Liliane Willens, Grateful GW Patient

Liliane Willens posing for a portrait outdoors

Liliane Willens had lived a life unmoored before; as a child, she and her family experienced World War II as stateless citizens in Shanghai. Decades later, after immigrating to the United States and earning her PhD, Willens found herself lost again – this time cast adrift by a disease.

In 1980, she was diagnosed with breast cancer, but a crew of capable physicians at the George Washington University (GW) Hospital were able to start a care regimen to manage her diagnosis, and she had a lumpectomy in 1989. Twenty-five years later, however, the cancer returned, and she returned to GW.

“The doctors are interested in me as a person, not as a condition,” she explains. “I feel very lucky to have such caring doctors.”

Her physician, Letitia Carlson, MD, MPH ’92, associate clinical professor at the GW School of Medicine and Health Sciences (SMHS), caught the cancer during Willens’ annual mammogram and sent her to Anita McSwain, MD, assistant professor of surgery at SMHS and associate director of the Breast Care Center.

“I didn’t think of [the cancer] coming back, but it can happen at any time, even 25 years later,” Willens said, adding that she underwent a mastectomy. “[But] I felt I was in good hands and very supported by Dr.
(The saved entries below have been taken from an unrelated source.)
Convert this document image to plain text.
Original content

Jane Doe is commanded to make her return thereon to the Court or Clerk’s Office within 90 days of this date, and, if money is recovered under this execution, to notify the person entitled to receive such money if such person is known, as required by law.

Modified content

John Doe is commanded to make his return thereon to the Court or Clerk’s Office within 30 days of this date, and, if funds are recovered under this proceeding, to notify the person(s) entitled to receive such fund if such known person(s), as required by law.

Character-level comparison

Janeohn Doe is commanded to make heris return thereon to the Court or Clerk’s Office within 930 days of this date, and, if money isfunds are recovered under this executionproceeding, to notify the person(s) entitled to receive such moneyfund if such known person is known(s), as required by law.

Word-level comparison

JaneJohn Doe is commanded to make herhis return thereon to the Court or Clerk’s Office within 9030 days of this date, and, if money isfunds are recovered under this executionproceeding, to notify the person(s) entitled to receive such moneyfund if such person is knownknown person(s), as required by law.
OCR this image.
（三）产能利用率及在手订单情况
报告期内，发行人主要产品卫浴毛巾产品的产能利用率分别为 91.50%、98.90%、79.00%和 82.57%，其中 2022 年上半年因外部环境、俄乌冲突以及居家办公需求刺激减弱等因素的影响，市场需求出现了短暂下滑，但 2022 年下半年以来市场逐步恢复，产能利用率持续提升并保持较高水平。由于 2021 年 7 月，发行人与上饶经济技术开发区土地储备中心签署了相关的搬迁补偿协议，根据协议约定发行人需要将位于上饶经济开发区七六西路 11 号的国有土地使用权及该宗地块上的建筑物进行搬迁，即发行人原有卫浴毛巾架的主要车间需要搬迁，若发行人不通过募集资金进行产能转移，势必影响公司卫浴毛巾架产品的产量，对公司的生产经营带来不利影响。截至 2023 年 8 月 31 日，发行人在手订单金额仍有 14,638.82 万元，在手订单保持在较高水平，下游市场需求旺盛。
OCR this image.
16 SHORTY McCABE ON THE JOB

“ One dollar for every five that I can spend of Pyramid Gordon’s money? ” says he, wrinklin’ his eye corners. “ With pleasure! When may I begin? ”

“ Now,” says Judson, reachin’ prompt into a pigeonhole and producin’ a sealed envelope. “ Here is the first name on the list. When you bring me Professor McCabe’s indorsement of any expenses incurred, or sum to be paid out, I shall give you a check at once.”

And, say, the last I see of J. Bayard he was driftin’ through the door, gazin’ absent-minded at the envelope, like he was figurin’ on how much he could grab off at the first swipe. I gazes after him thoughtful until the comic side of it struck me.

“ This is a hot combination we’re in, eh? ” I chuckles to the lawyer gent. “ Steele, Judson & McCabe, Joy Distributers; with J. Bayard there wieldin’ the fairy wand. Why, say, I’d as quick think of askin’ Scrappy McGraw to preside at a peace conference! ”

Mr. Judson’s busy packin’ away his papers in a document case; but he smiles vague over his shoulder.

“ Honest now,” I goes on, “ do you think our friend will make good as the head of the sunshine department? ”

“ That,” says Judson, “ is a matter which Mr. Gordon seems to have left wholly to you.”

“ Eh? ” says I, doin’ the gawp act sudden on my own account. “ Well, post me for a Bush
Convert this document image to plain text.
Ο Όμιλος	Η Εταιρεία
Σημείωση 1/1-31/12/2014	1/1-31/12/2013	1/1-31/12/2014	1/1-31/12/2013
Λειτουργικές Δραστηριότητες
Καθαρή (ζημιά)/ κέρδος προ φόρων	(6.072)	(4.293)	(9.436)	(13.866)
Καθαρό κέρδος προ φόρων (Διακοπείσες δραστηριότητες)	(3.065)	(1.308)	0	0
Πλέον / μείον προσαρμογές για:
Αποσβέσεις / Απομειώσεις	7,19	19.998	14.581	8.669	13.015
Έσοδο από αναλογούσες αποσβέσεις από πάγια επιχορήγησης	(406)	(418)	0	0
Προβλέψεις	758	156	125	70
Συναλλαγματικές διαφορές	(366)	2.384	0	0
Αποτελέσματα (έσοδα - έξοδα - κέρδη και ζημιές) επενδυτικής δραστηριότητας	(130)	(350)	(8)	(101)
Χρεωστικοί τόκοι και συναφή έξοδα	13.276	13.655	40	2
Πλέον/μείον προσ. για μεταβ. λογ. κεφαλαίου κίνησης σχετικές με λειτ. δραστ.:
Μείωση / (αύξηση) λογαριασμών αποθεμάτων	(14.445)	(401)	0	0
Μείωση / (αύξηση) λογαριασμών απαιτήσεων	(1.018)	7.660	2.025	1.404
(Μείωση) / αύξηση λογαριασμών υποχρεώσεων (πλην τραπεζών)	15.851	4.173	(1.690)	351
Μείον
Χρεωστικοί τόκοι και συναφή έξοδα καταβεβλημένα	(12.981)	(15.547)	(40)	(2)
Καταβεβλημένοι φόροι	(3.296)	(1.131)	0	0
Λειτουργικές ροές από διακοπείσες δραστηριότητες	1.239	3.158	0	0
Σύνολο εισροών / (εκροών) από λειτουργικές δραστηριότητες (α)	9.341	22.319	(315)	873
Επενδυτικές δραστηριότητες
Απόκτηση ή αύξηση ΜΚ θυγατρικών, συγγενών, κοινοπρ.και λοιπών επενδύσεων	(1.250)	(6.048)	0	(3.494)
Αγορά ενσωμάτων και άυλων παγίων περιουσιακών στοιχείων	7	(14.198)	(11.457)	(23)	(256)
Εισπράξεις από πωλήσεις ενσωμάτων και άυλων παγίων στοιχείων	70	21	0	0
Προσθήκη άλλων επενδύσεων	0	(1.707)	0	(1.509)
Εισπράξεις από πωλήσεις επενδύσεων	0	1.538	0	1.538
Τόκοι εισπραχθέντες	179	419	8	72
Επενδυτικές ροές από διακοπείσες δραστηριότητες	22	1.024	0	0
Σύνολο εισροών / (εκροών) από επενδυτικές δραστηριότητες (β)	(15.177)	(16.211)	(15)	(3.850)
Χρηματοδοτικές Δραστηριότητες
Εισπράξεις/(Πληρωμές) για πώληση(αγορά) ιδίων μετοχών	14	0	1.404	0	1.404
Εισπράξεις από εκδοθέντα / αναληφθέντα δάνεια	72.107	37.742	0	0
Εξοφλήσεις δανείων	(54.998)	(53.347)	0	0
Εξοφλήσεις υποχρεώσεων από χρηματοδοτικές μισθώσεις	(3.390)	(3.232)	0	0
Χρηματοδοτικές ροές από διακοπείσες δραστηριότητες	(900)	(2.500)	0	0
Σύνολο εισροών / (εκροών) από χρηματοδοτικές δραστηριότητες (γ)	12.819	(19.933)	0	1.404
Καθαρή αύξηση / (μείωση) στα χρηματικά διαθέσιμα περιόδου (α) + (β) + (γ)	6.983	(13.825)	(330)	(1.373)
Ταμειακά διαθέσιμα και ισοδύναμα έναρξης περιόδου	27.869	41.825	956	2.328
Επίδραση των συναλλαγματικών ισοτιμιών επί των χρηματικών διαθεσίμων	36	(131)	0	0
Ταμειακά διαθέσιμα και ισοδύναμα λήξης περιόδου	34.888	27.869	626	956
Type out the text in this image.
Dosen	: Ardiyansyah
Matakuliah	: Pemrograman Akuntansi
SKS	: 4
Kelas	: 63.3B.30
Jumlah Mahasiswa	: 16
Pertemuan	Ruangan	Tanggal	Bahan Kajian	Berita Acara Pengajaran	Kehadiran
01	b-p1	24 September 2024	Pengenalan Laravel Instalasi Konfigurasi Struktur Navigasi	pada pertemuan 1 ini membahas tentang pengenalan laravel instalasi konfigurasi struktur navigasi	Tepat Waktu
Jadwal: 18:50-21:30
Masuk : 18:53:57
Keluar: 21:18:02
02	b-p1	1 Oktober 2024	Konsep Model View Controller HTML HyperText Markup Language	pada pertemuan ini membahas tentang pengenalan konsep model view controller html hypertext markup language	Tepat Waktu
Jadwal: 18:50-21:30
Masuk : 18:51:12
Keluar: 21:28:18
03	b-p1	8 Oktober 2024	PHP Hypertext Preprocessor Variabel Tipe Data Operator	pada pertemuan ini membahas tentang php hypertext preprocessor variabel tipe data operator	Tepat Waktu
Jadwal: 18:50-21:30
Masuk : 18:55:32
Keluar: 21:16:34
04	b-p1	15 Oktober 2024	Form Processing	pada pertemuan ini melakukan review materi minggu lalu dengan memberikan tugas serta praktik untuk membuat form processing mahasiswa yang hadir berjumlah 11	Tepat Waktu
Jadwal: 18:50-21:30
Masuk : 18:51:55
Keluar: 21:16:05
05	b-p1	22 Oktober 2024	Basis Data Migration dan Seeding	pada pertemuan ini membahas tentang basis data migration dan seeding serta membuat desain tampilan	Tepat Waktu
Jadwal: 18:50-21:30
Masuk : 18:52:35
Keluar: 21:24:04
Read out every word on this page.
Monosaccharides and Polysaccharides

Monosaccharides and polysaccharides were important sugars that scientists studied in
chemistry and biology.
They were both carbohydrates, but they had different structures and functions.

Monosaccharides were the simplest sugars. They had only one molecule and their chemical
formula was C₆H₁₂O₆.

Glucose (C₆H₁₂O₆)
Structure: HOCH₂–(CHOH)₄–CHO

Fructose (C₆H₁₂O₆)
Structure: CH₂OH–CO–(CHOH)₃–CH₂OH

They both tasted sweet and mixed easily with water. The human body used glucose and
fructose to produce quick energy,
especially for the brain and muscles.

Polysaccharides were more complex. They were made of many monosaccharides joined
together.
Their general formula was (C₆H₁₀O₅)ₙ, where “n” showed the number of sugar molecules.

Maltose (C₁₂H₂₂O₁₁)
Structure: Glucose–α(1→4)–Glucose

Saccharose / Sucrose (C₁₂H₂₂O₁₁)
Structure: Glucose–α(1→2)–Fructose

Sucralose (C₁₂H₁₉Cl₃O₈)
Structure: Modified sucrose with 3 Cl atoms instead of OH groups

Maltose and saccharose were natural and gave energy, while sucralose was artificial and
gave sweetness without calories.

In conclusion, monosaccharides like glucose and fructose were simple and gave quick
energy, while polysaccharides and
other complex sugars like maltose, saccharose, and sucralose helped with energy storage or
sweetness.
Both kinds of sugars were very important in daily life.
McSwain, which is so important when you’re so scared.”

Now 90 years old, she credits her doctors – including Imad Tabbara, MD, professor of medicine at SMHS, and David Belyea, MD, professor of ophthalmology at SMHS – with keeping her going.

“They treat me like so much more than a condition or procedure. They care for me, the person.  I feel like they want me around,” she said.